Of course that is useless since if you have ssh access, you can use scp or sftp, but what is more useful is inserting ssh anywhere in a pipeline to run a command on the contents on a remote machine. For example:

wget -O - http://ftp.mozilla.org/.../thunderbird-3.0b2-i686.tar.bz2 | ssh remote_machine 'tar xjvf -'

That will download the latest nightly build of Firefox 3.0 and extract it on remote_machine.

Of course, it works both ways:

ssh remote_machine 'wget -O - http://ftp.mozilla.org/.../thunderbird-3.0b2-i686.tar.bz2' | tar xjvf

That downloads Firefox on the remote machine and extracts it on the local machine.

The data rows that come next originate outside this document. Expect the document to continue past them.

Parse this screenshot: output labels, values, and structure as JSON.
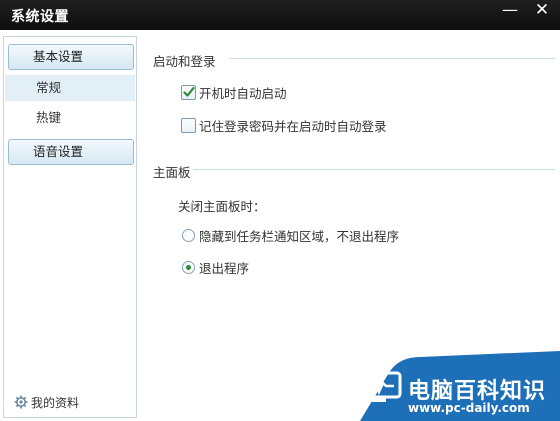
{
  "window": {
    "title": "系统设置",
    "minimize_glyph": "—",
    "close_glyph": "✕"
  },
  "sidebar": {
    "groups": [
      {
        "label": "基本设置",
        "items": [
          {
            "label": "常规",
            "selected": true
          },
          {
            "label": "热键",
            "selected": false
          }
        ]
      },
      {
        "label": "语音设置",
        "items": []
      }
    ],
    "footer": {
      "label": "我的资料",
      "icon": "gear-icon"
    }
  },
  "sections": {
    "startup": {
      "title": "启动和登录",
      "options": [
        {
          "label": "开机时自动启动",
          "checked": true
        },
        {
          "label": "记住登录密码并在启动时自动登录",
          "checked": false
        }
      ]
    },
    "main_panel": {
      "title": "主面板",
      "question": "关闭主面板时：",
      "options": [
        {
          "label": "隐藏到任务栏通知区域，不退出程序",
          "selected": false
        },
        {
          "label": "退出程序",
          "selected": true
        }
      ]
    }
  },
  "watermark": {
    "title": "电脑百科知识",
    "url": "www.pc-daily.com"
  },
  "colors": {
    "accent_check": "#2e8a3a",
    "titlebar": "#151515",
    "watermark_blue": "#1d6fb8"
  }
}
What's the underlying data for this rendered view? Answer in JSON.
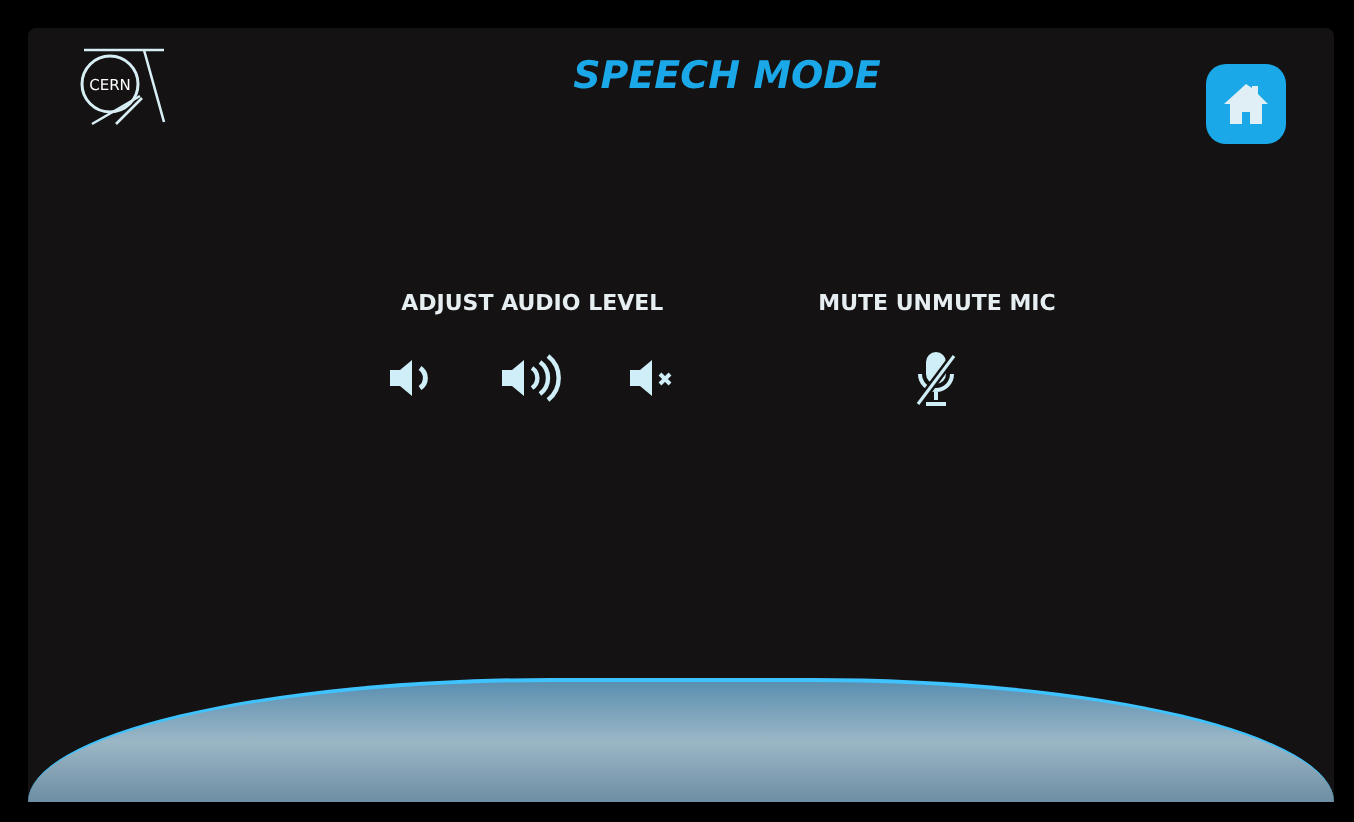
{
  "header": {
    "logo_text": "CERN",
    "title": "SPEECH MODE"
  },
  "audio": {
    "label": "ADJUST AUDIO LEVEL",
    "buttons": [
      {
        "kind": "volume-down"
      },
      {
        "kind": "volume-up"
      },
      {
        "kind": "mute"
      }
    ]
  },
  "mic": {
    "label": "MUTE UNMUTE MIC",
    "muted": true
  }
}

That example is still kinda useless, but combine it with tee and command substitution, and you have a nice way to distribute the same tarball to multiple hosts:

wget -O - http://ftp.mozilla.org/.../thunderbird-3.0b2-i686.tar.bz2 \
| tee >(ssh host1 'tar xjvf -') | tee >(ssh host2 'tar xjvf -') | ssh host3 'tar xjvf -'

You can pretty much use ssh anywhere you want to send stdin to or receive stdout from remote machine commands. Using netcat sends everything in the clear, and if you have the access to run netcat, you probably have ssh access.